例え爪が剥がれようと、その中にめいっぱいの大切なものを握りしめて

『貴様らは幸運だ。その下品な頭に染み付いた汚らわしい三等国の習性は、人類のために浄化されねばならない。晴れて立派なベルチェスター国民となれば、大手を振ってこのゲートから外に出ることができるであろう!』


レムリア大陸の覇者となったベルチェスター連邦共和国は、トゥラン人たちをそう言って貶めた。
トゥランの子どもを強制的に収容する区域の通称は、箱庭《クープ》。
まるで奴隷の子どもを作る工場や農園のように、彼らは押し込められていった。
反抗する大人たちは、無惨に死刑にされる。


「信じるんだ。

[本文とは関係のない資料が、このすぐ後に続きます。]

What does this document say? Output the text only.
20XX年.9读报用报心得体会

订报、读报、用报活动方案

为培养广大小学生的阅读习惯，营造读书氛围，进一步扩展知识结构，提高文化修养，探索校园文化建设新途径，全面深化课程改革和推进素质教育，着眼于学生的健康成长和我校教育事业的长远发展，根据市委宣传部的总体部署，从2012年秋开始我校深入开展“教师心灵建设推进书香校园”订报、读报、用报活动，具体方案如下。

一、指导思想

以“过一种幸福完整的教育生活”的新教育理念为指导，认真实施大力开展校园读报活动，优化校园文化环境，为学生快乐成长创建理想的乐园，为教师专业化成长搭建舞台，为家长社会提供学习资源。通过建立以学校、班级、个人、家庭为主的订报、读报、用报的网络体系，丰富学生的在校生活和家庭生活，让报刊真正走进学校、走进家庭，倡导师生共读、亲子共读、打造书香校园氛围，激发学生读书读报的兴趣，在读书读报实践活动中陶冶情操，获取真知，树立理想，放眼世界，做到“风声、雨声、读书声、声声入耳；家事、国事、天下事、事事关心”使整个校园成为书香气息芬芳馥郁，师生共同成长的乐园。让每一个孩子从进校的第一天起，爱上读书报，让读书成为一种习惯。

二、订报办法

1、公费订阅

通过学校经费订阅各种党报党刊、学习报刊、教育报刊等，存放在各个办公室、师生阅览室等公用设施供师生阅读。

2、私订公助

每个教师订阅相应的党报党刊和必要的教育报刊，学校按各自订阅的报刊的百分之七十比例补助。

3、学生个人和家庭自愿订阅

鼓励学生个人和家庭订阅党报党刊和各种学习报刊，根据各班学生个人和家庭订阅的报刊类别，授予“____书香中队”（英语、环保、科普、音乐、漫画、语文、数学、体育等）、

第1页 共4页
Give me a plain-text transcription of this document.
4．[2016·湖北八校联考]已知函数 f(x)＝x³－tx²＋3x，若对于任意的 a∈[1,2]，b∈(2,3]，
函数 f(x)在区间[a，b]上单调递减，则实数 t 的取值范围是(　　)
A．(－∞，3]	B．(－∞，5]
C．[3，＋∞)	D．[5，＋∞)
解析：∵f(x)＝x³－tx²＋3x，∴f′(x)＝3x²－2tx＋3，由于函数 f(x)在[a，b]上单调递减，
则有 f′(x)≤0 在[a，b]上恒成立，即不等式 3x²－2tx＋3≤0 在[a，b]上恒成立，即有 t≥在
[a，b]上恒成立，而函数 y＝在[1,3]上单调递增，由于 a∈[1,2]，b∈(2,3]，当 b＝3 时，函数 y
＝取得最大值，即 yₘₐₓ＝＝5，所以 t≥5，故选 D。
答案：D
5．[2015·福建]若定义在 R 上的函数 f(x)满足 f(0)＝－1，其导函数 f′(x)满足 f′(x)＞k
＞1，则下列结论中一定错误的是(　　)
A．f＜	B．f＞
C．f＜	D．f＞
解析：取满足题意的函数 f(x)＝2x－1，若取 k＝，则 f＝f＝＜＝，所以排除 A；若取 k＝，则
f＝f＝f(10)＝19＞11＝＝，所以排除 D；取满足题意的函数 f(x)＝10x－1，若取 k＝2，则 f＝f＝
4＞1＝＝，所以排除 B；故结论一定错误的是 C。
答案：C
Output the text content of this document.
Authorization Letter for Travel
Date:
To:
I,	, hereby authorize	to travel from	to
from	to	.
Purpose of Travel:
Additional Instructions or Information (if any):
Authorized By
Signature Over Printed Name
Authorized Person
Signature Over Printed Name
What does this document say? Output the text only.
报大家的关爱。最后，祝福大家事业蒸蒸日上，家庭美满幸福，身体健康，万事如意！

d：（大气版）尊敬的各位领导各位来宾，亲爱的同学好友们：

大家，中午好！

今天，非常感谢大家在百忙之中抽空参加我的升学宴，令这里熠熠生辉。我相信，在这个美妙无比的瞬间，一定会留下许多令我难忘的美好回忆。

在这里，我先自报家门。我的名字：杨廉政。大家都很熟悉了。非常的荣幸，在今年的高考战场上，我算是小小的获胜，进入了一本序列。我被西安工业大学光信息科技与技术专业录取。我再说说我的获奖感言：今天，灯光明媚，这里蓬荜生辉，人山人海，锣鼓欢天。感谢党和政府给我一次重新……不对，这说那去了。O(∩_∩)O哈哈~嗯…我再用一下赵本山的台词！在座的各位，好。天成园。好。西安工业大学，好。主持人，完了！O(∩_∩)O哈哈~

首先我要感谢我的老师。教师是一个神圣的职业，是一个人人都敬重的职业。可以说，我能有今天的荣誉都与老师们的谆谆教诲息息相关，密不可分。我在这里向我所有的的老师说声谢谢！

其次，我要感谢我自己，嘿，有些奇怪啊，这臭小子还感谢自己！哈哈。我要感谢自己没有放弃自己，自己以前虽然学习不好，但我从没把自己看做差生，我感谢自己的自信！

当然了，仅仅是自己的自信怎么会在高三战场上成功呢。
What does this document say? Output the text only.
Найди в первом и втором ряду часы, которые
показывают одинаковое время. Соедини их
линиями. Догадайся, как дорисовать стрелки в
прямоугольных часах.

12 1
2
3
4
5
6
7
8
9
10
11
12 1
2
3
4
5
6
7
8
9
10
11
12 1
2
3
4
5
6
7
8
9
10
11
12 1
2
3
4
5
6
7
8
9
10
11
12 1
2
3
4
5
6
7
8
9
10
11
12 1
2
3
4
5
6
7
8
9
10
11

おれたちには、王がいる。必ず、救いに来る」

万能の王ハルヴァハル。
それに選ばれたのは、愛情深く勇敢な少女。その名前は、エル。

「お前は人間では無い」と徹底的にしらしめされ、この箱庭の中では誰も手を差し伸べてはいけないというルールの中、彼女は緑の目を輝かせ、鮮やかにこう告げる。


「自分にガッカリされることに比べたら、なんだってただの掠り傷だわ!」

そんな彼女の前に現れたのは、トゥランの素性を隠すロス。
はたして、小さな女王の黄金の武器は何を射抜くのだろうか。
その口から紡がれる未来と世界は。